Our findings reveal an upward trend in the total number of rural encounters and rural unique patients despite the change in the VA’s definition of rurality in FY 2015. To our knowledge, urban and rural use of telerehabilitation has not been examined previously. Under both definitions of rurality, encounters and unique patients show an important increase over time, and by year-end 2017, more than half of all patients and encounters were attributed to rural patients (53.7% and 53.9%, respectively). Indeed, the upward trend may have been more pronounced if the rural definition had not changed in FY 2015. Our early VHA stroke patients study on the difference between rural-urban patients and taxonomies showed that the RUCA definition was more likely to reduce the number of rural patients by 8.5% than the early definition used by the VHA.26

It is notable that although the use of tele-delivery of rehabilitation has continually increased, the rate of this increase was steeper from FY 2012 to FY 2014 than FY 2015 to FY 2017. For the programs under consideration in this study, the total number of rural patients/encounters increased throughout the observed periods. However, urban patients and encounters increased through FY 2016 and experienced a slight decrease in FY 2017.
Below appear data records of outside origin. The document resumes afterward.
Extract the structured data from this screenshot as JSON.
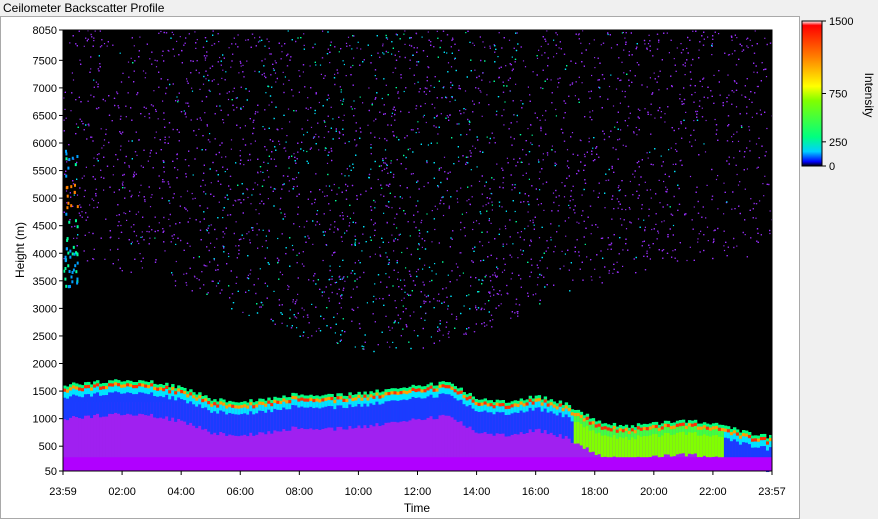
{
  "chart_data": {
    "type": "heatmap",
    "title": "Ceilometer Backscatter Profile",
    "xlabel": "Time",
    "ylabel": "Height (m)",
    "x_ticks": [
      "23:59",
      "02:00",
      "04:00",
      "06:00",
      "08:00",
      "10:00",
      "12:00",
      "14:00",
      "16:00",
      "18:00",
      "20:00",
      "22:00",
      "23:57"
    ],
    "y_ticks": [
      "50",
      "500",
      "1000",
      "1500",
      "2000",
      "2500",
      "3000",
      "3500",
      "4000",
      "4500",
      "5000",
      "5500",
      "6000",
      "6500",
      "7000",
      "7500",
      "8050"
    ],
    "ylim": [
      50,
      8050
    ],
    "colorbar": {
      "label": "Intensity",
      "ticks": [
        "0",
        "250",
        "750",
        "1500"
      ],
      "range": [
        0,
        1500
      ]
    },
    "layers": {
      "boundary_layer_top_m": [
        1550,
        1600,
        1650,
        1600,
        1500,
        1300,
        1250,
        1300,
        1400,
        1350,
        1400,
        1450,
        1550,
        1600,
        1300,
        1250,
        1350,
        1200,
        900,
        800,
        850,
        900,
        850,
        700,
        600
      ],
      "upper_noise_region_m": [
        3200,
        8050
      ]
    },
    "colors": {
      "background": "#000000",
      "low": "#8a2be2",
      "mid": "#00e5ff",
      "high": "#00ff00",
      "peak": "#ff0000"
    }
  }
}
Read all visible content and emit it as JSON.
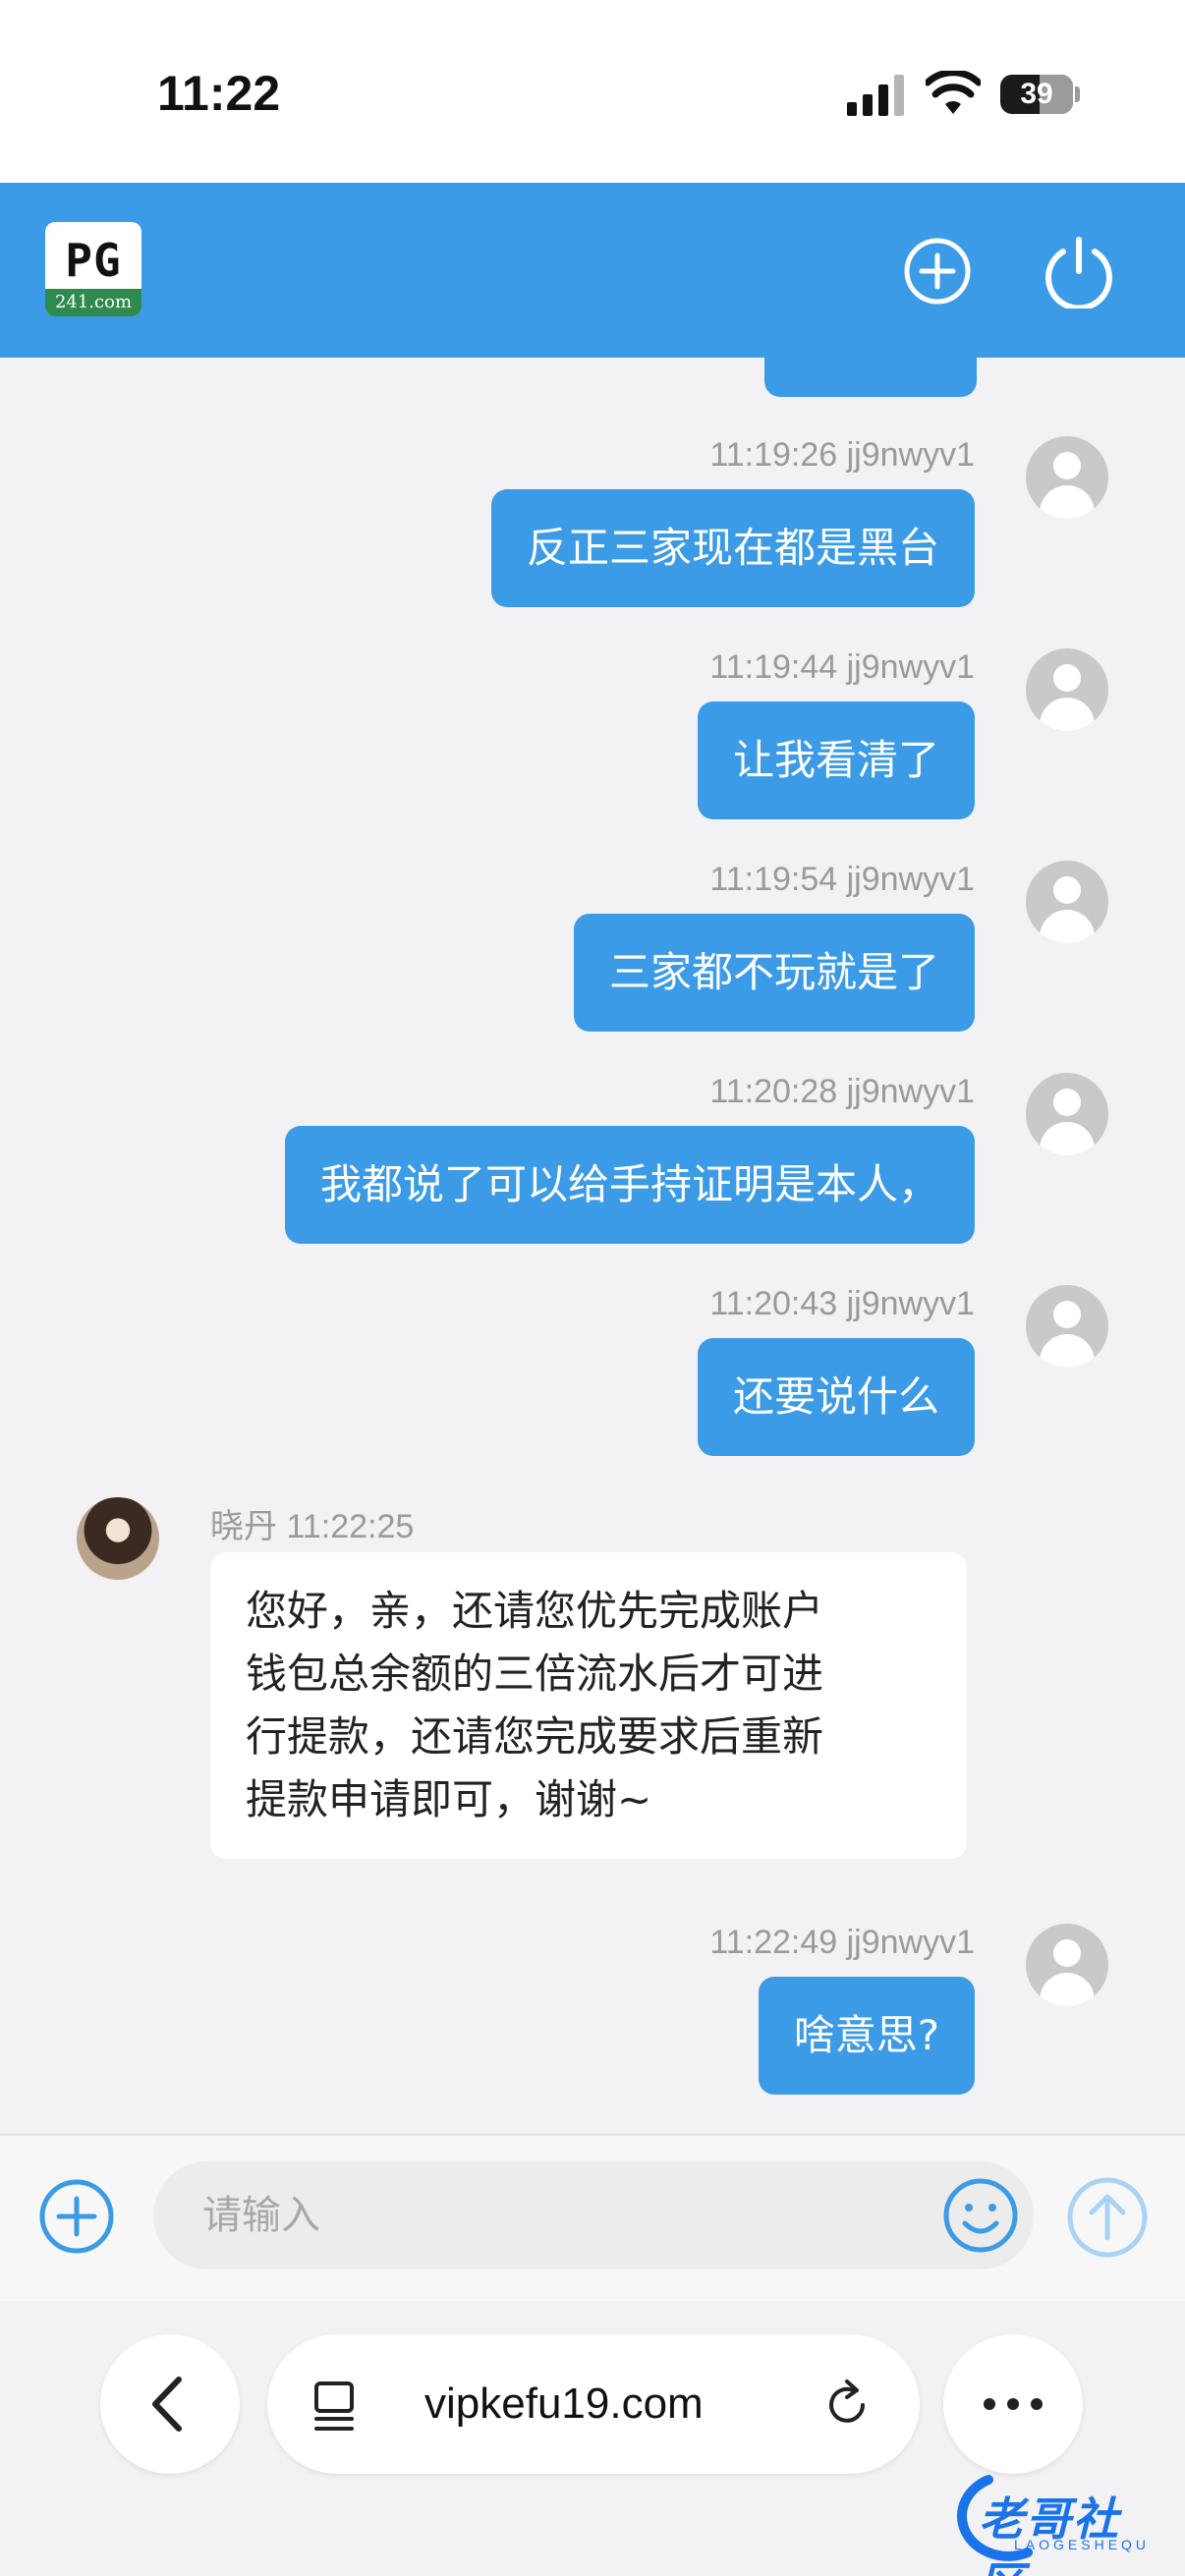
{
  "status_bar": {
    "time": "11:22",
    "battery": "39"
  },
  "header": {
    "logo_main": "PG",
    "logo_sub": "241.com",
    "add_icon": "plus-circle-icon",
    "power_icon": "power-icon"
  },
  "messages": [
    {
      "time": "11:19:26",
      "user": "jj9nwyv1",
      "text": "反正三家现在都是黑台"
    },
    {
      "time": "11:19:44",
      "user": "jj9nwyv1",
      "text": "让我看清了"
    },
    {
      "time": "11:19:54",
      "user": "jj9nwyv1",
      "text": "三家都不玩就是了"
    },
    {
      "time": "11:20:28",
      "user": "jj9nwyv1",
      "text": "我都说了可以给手持证明是本人，"
    },
    {
      "time": "11:20:43",
      "user": "jj9nwyv1",
      "text": "还要说什么"
    },
    {
      "time": "11:22:49",
      "user": "jj9nwyv1",
      "text": "啥意思?"
    }
  ],
  "agent_message": {
    "name": "晓丹",
    "time": "11:22:25",
    "lines": [
      "您好，亲，还请您优先完成账户",
      "钱包总余额的三倍流水后才可进",
      "行提款，还请您完成要求后重新",
      "提款申请即可，谢谢~"
    ]
  },
  "input": {
    "placeholder": "请输入"
  },
  "browser": {
    "url": "vipkefu19.com"
  },
  "watermark": {
    "text": "老哥社区",
    "sub": "LAOGESHEQU"
  },
  "colors": {
    "accent": "#3b9be6",
    "background": "#f2f2f4"
  }
}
The appearance of a slower rate of increase may be due to a rapid initial rate of increase through early adopters and “crossing the diffusion chasm,” a well-documented process of slower diffusion between the time of invention to penetration that often characterizes the spread of successful telehealth innovations.27 Integrating technology into care delivery innovation requires the integration of technical, clinical, and administrative processes and can take time to scale successfully.28

With an emphasis on increasing access to rehabilitation services, the VHA can expect to see a continuing increase in both the number and the percentage of telerehabilitation rural patients and encounters. The VHA has several telerehabilitation initiatives underway through the VHA’s Physical Medicine and Rehabilitation Telerehabilitation Enterprise Wide Initiative (TREWI) and Rural Veterans Telerehabilitation Initiative. These projects demonstrate the feasibility of this delivery approach and facilitate integration of this modality in clinical workflows. However, to sustain these efforts, facilities will need more infrastructure and personnel resources dedicated to the delivery of services.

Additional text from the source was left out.